Middleton: Really unexpected. And that's inherent in the world of invertebrates—terrestrially, too. We don't see them much, especially the marine ones—we don't really see them at all. So there's much more potential for discovery as a photographer, photographing these kinds of animals, than beautiful reef fish; those fish are very impressive, I love seeing them—but I'm not really interested in them as a photographer. A lot of photographers have photographed them. We did quite a bit of it in Archipelago, but that's been covered. This realm is so different; I'm the only one who has photographed a number of these species, and certainly with the attention.
SCM: And the patience.
Middleton: And the kind of ridiculous, obsessive thing that I bring to it. The series Spineless is not just a collection of individual photographs. It's really representative of the biodiversity in the marine environment: these spineless creatures, that most people are less aware of, but that are so absolutely crucial to how life works—not just in the sea but in the world.
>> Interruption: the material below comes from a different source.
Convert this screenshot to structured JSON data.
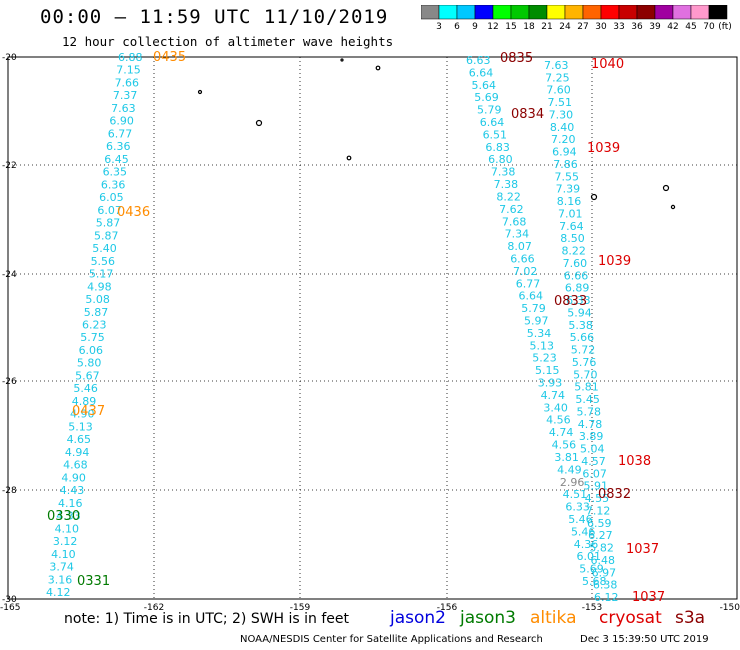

They're just as important as anything else.
It's kind of an exciting thing, as a photographer, to be able to reveal that. People are used to seeing seals or beautiful tropical fish. They're much less used to seeing an image of a marine plant—or a delicate, pink nudibranch—or a flatworm.
I'm very passionate about octopuses, because they're the smartest marine invertebrate. They're extremely intelligent. They can move really quickly, they can change color, they can change texture—talk about resilience and brilliant adaptation for survival. They're one of the most successful marine animals. And they also have eyes that look right back at you. Someone's home there.
They're also brilliant escape artists—hence the "octopus crossing" sign in my studio. Because the one that I was photographing on one of the NOAA vessels kept getting out of its five-gallon bucket, crawling across the floor. A crewman would come out and say, “Susan, your octopus got loose again!” So we had to wrangle it back. They made the sign for me.
Working in the French Frigate Shoals in the Hawaiian Archipelago, one of the things that gets driven home is how little is known. You'd think that more would be known than is about marine animals, especially when you get into this realm of the invertebrates. But it's more often that a new species to science is discovered when you look closely—and how small you go is where the new species start revealing themselves.